Implement all three records because they build on each other. SPF is the sliding chain lock, DKIM is the deadbolt, and DMARC is the alarm system. You should not feel safe with using only one. The more houses on the block with all three, the safer the street is.

If you are using a cloud email service such as Office 365, DNS email security is generally easier to configure, but leads to additional concerns. For example, if you have SPF configured on an Office 365 domain, any domain on Office 365 can spoof email to be from your domain or organization and it will PASS the SPF check. This is because the SPF record must include a hostname shared by ALL the email delivery servers hosted in the Microsoft cloud.

The point is that DNS security is a confusing and divisive beast. There are constantly changing standards and competing schools of thought for how to authenticate or validate records. For example, MTA-STS is a new mechanism for SMTP relays that can be used to define how your organization handles TLS-secured connections. The SMTP standard does not require encryption, but you can leverage MTA-STS to refuse delivery from a host that does not offer TLS with a trusted certificate. Proponents of DNSSEC (Domain Name Security Extensions, not to be confused with the concept of DNS security) would argue against using MTA-STS with a certificate authority for validation and instead argue for using DANE TLSA DNS certificates. For every article in defense of DNSSEC, there is also one opposed – citing downsides such as its computational expensiveness to deploy, constantly weakening 1024-bit key cryptography, increased centralization, and a reliance on a government-controlled DNS.

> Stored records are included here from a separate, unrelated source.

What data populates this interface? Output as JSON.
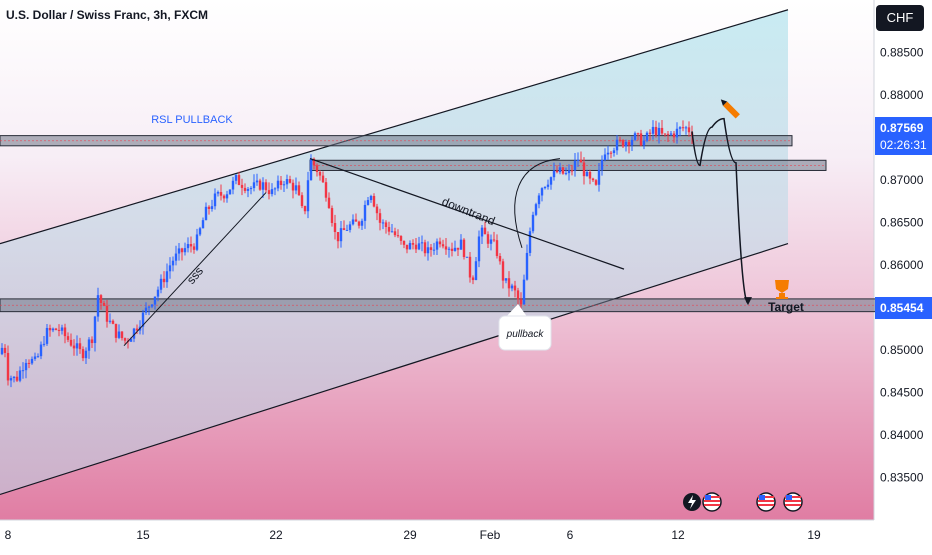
{
  "header": {
    "title": "U.S. Dollar / Swiss Franc, 3h, FXCM",
    "currency": "CHF"
  },
  "price_axis": {
    "ticks": [
      "0.88500",
      "0.88000",
      "0.87500",
      "0.87000",
      "0.86500",
      "0.86000",
      "0.85500",
      "0.85000",
      "0.84500",
      "0.84000",
      "0.83500"
    ],
    "current_price": "0.87569",
    "countdown": "02:26:31",
    "target_price": "0.85454",
    "colors": {
      "current": "#2962ff",
      "target": "#2962ff"
    }
  },
  "time_axis": {
    "ticks": [
      "8",
      "15",
      "22",
      "29",
      "Feb",
      "6",
      "12",
      "19"
    ]
  },
  "annotations": {
    "rsl_label": "RSL PULLBACK",
    "downtrend_label": "downtrand",
    "sss_label": "sss",
    "pullback_label": "pullback",
    "target_label": "Target"
  },
  "chart_data": {
    "type": "candlestick",
    "title": "U.S. Dollar / Swiss Franc, 3h, FXCM",
    "ylim": [
      0.83,
      0.8895
    ],
    "yticks": [
      0.885,
      0.88,
      0.875,
      0.87,
      0.865,
      0.86,
      0.855,
      0.85,
      0.845,
      0.84,
      0.835
    ],
    "xticks": [
      "8",
      "15",
      "22",
      "29",
      "Feb",
      "6",
      "12",
      "19"
    ],
    "path": [
      [
        0,
        0.8495
      ],
      [
        4,
        0.851
      ],
      [
        8,
        0.847
      ],
      [
        16,
        0.8465
      ],
      [
        26,
        0.849
      ],
      [
        36,
        0.8485
      ],
      [
        46,
        0.852
      ],
      [
        58,
        0.8525
      ],
      [
        70,
        0.851
      ],
      [
        82,
        0.8495
      ],
      [
        92,
        0.8515
      ],
      [
        98,
        0.8565
      ],
      [
        106,
        0.854
      ],
      [
        116,
        0.852
      ],
      [
        126,
        0.851
      ],
      [
        138,
        0.853
      ],
      [
        150,
        0.8555
      ],
      [
        162,
        0.858
      ],
      [
        172,
        0.8605
      ],
      [
        186,
        0.862
      ],
      [
        196,
        0.8625
      ],
      [
        205,
        0.866
      ],
      [
        216,
        0.868
      ],
      [
        226,
        0.8685
      ],
      [
        236,
        0.87
      ],
      [
        250,
        0.869
      ],
      [
        262,
        0.8695
      ],
      [
        272,
        0.8685
      ],
      [
        284,
        0.87
      ],
      [
        296,
        0.869
      ],
      [
        304,
        0.8655
      ],
      [
        310,
        0.8725
      ],
      [
        318,
        0.871
      ],
      [
        328,
        0.868
      ],
      [
        336,
        0.863
      ],
      [
        348,
        0.8645
      ],
      [
        360,
        0.865
      ],
      [
        370,
        0.869
      ],
      [
        380,
        0.865
      ],
      [
        392,
        0.864
      ],
      [
        404,
        0.862
      ],
      [
        416,
        0.8625
      ],
      [
        428,
        0.8615
      ],
      [
        440,
        0.863
      ],
      [
        452,
        0.862
      ],
      [
        462,
        0.8625
      ],
      [
        472,
        0.858
      ],
      [
        480,
        0.864
      ],
      [
        488,
        0.863
      ],
      [
        496,
        0.862
      ],
      [
        504,
        0.858
      ],
      [
        514,
        0.857
      ],
      [
        521,
        0.855
      ],
      [
        526,
        0.86
      ],
      [
        532,
        0.866
      ],
      [
        540,
        0.869
      ],
      [
        548,
        0.87
      ],
      [
        558,
        0.871
      ],
      [
        568,
        0.8705
      ],
      [
        578,
        0.8725
      ],
      [
        588,
        0.87
      ],
      [
        596,
        0.869
      ],
      [
        604,
        0.8735
      ],
      [
        614,
        0.874
      ],
      [
        624,
        0.8745
      ],
      [
        634,
        0.875
      ],
      [
        644,
        0.8745
      ],
      [
        654,
        0.876
      ],
      [
        664,
        0.875
      ],
      [
        674,
        0.8755
      ],
      [
        684,
        0.8762
      ],
      [
        692,
        0.8757
      ]
    ],
    "channel": {
      "upper": [
        [
          0,
          0.8625
        ],
        [
          788,
          0.89
        ]
      ],
      "lower": [
        [
          0,
          0.833
        ],
        [
          788,
          0.8625
        ]
      ]
    },
    "zones": [
      {
        "name": "rsl",
        "x": [
          0,
          792
        ],
        "y": [
          0.874,
          0.8752
        ]
      },
      {
        "name": "mid",
        "x": [
          310,
          826
        ],
        "y": [
          0.8711,
          0.8723
        ]
      },
      {
        "name": "low",
        "x": [
          0,
          932
        ],
        "y": [
          0.8545,
          0.856
        ]
      }
    ],
    "downtrend_line": [
      [
        310,
        0.8725
      ],
      [
        624,
        0.8595
      ]
    ],
    "sss_line": [
      [
        124,
        0.8505
      ],
      [
        266,
        0.8685
      ]
    ],
    "projection": [
      [
        692,
        0.8757
      ],
      [
        700,
        0.8717
      ],
      [
        712,
        0.8762
      ],
      [
        724,
        0.8772
      ],
      [
        736,
        0.872
      ],
      [
        748,
        0.8555
      ]
    ],
    "colors": {
      "up": "#2962ff",
      "down": "#f23645",
      "zone": "#707686",
      "channel": "#131722"
    }
  }
}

Everyone needs a DNS security strategy for email. Implementing SPF only is not enough. Implementing SPF, DKIM, and DMARC together should be the absolute minimum. If an expensive edge product is on your wish list, you can still do your best to block with the tools you already have.  

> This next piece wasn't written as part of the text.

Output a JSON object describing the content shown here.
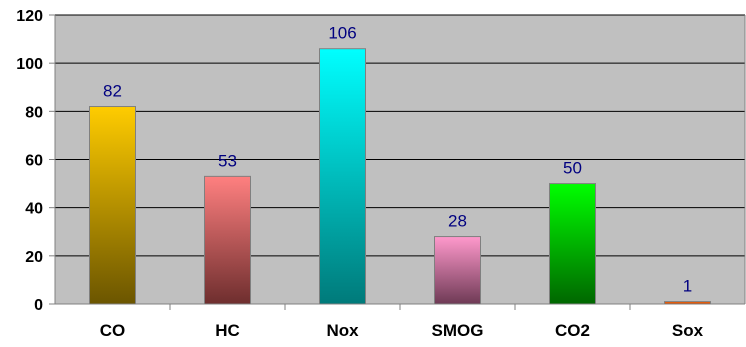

No cyber defense strategy is 100% secure, and none of these methods will eliminate impersonation, spoofing, phishing, and spam. Your goal should be to increase the cost of an attack enough to make your organization an unattractive target. There will always be holes in any component of a strategy you implement, so multiple layers are needed. Get creative with mail flow rules; find identifiable and unique patterns in phishing campaigns and block them. As an admin, it is up to you to find the balance between ease of administration, convenience, and security that meets your organization’s specific needs and helps you sleep better at night.